As I read Her Nightly Embrace, it felt a lot like I was reading a media tie-in book for a TV series. While there is somewhat of an overarching story, the book is divided into sections that read an awful lot like separate episodes.

Which is completely fitting, as the series is in the process of being adapted for TV, and seems to have been written with that adaptation in mind. Which does not keep the book from being a fun and interesting read.

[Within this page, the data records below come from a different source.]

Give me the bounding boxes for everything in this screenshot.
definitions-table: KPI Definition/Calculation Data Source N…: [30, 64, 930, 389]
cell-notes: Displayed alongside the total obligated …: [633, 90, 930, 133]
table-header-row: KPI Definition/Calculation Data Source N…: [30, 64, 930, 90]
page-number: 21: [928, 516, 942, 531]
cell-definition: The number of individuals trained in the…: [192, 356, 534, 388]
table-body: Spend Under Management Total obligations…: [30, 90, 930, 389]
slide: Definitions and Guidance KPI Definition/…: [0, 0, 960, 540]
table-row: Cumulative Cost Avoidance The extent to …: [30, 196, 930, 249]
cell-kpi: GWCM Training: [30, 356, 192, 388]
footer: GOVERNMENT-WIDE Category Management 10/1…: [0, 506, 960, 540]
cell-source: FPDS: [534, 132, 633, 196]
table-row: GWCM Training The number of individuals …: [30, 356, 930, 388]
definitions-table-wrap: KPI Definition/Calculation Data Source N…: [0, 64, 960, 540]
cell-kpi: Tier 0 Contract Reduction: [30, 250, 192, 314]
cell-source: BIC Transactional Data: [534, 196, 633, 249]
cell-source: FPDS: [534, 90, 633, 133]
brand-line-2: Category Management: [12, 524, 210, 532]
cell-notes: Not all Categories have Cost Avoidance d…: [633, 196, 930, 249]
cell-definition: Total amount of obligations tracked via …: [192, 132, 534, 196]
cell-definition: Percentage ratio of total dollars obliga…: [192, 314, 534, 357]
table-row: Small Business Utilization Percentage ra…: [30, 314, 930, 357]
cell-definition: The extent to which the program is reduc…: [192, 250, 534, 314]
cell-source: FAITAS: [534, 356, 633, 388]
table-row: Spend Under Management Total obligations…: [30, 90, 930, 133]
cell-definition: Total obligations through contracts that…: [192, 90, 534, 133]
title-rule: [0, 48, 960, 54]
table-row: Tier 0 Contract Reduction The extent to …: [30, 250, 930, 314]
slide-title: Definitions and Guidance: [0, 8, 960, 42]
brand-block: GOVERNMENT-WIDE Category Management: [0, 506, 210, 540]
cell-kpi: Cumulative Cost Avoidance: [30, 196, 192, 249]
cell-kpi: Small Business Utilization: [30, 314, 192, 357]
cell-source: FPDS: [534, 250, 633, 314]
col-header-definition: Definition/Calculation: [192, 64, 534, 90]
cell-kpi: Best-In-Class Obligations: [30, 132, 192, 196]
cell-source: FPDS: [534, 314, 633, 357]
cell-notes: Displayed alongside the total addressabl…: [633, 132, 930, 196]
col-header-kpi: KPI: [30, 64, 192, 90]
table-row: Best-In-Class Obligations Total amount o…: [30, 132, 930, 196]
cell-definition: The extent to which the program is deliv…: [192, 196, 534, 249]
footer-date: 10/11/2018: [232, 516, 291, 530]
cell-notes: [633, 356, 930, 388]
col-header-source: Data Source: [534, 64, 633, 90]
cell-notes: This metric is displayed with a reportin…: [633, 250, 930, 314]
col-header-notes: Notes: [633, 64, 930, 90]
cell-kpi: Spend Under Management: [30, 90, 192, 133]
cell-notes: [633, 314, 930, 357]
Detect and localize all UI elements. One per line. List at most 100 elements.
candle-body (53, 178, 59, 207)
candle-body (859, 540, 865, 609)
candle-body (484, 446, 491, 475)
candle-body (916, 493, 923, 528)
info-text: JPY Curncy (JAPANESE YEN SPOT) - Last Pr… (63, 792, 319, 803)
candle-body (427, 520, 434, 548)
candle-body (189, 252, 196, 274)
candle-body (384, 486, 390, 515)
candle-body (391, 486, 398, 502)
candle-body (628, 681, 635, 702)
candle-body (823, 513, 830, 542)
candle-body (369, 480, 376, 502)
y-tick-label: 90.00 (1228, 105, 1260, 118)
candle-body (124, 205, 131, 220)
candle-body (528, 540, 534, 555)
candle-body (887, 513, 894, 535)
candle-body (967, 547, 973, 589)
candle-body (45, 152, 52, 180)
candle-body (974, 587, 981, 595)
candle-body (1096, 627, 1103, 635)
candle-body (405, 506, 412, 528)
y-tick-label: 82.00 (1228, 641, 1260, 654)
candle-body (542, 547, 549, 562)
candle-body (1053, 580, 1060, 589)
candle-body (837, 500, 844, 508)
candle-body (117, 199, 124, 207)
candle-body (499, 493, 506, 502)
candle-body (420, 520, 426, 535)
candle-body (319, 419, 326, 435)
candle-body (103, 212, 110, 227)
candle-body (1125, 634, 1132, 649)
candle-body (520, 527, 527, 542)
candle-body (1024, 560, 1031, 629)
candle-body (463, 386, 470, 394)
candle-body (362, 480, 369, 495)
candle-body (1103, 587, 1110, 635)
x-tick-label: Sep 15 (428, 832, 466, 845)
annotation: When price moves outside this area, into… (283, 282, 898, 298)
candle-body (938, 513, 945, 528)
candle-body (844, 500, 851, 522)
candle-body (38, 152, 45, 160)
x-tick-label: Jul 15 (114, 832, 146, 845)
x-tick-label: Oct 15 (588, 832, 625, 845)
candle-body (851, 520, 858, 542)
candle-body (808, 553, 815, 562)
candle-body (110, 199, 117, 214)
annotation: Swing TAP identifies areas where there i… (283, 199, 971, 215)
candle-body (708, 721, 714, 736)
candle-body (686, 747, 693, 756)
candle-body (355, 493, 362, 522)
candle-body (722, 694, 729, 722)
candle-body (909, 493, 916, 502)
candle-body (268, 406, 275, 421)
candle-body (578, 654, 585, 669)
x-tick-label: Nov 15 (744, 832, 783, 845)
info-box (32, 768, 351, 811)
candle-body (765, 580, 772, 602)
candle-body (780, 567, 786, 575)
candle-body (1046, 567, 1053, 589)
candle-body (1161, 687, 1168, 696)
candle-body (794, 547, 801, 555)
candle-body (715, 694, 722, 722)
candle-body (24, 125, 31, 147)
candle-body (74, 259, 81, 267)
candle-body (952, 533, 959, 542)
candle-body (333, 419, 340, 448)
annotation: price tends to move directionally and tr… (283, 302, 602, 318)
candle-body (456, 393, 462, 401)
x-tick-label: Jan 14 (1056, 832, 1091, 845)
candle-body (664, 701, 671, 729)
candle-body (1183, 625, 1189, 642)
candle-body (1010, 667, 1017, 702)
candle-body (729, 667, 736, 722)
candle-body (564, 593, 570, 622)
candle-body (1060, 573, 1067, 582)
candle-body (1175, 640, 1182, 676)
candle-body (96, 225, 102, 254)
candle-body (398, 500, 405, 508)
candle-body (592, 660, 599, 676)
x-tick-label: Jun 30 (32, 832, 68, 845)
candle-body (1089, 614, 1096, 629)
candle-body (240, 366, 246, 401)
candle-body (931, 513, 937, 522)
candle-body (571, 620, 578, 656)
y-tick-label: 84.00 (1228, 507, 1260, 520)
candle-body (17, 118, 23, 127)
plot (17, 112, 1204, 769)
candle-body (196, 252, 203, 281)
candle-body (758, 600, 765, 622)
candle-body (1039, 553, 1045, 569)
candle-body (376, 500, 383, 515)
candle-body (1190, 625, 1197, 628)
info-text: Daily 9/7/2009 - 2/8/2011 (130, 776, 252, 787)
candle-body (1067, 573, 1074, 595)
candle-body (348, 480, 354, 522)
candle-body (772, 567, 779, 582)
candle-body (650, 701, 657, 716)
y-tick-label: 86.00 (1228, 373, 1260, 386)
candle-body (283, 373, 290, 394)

The cast of characters inhabiting the Golden Sentinels Private Investigations Agency is one of the quirkiest bunch of misfits ever to become private investigators. And Ravi Chandra Singh fits right in – even if he doesn’t believe that he does.

Everyone at the agency, from the owner on down, is on the run from something or other. Not literally on the run, but metaphorically. Ravi is as down on his luck, at least for certain definitions of luck, as the rest of them.

He’s a failed religious scholar, and a recently fired schoolteacher. Neither of which makes him terribly employable in most circles. But he is in debt up to his eyeballs to pay for his sister’s fancy wedding and his mother’s gambling debts, so he tells himself he’s just working at the extremely well-paying and equally morally questionable Golden Sentinels to pay off his overdraft.

It takes a long time, and more than a few cases that head towards Crazytown, before he’s able to admit to himself that he’s as addicted to the chaos as the rest of the shop of misfit toys.

But he is in over his head. Golden Sentinels is the agency that very, very rich people, and occasionally governments, hire when they want to make sure that their problems go so far away that no one ever knows they existed in the first place.

Ravi finds himself learning how the world really works, and it is not a comfortable lesson. He is a moral man who finds himself in the midst of work where the ends always justify the means. He finds himself in the awkward position of keeping the people around him from letting those means get too dirty, and not always succeeding. And never feeling completely comfortable with either the means or sometimes even the ends.

They say that God laughs at our plans. For Ravi, that is literally true. He sees the Hindu gods in the midst of his chaotic life, and they are all laughing at him. And seemingly texting each other about him and what they perceive as his foolishness.

Is Ravi crazy, or are the gods really watching him? He doesn’t know, and neither do we. But if they are, he is giving them a very entertaining show.

Escape Rating B: This is a fun book. There’s not a lot of there, there, but it makes for a very entertaining read.

Her Nightly Embrace reads like a caper story, or actually a collection of them. It reminds me a bit of the TV show Leverage, in that you are never quite sure whether the Golden Sentinels are black hats or white hats, and often neither are they. But they solve their cases with a lot of expensive toys, a bit of sleight of hand, and a willingness to do just about anything to take care of their well-paying clients.

Including the CIA. When Ravi finds out exactly who the Golden Sentinels are in bed with, it sends him on a long, dark night of the soul. He’s still a bit out there through the rest of the book.

Her Nightly Embrace is a story of the loss of innocence. It’s one of those stories about someone not wanting to see how the sausage is made, only to find out in the end that he is the sausage – and so is everyone else.

Ravi’s work is so crazy that he needs his family to ground him. Which they do, and at the same time his parents and his sister are also part of the crazy that drives him. When the agency recruits his on-again/off-again girlfriend, the reader isn’t sure whether it’s because her talents are useful or because it gives them another way of tying Ravi to the agency. And after meeting all the characters, it’s probably a bit of both.

Although their methods can be fairly dark, like Leverage the book does come off as entertaining fluff. Maybe dark velvet fluff, but fluff nevertheless. I am curious to see where the series, both the books and the TV series, take Ravi and the Golden Sentinels next.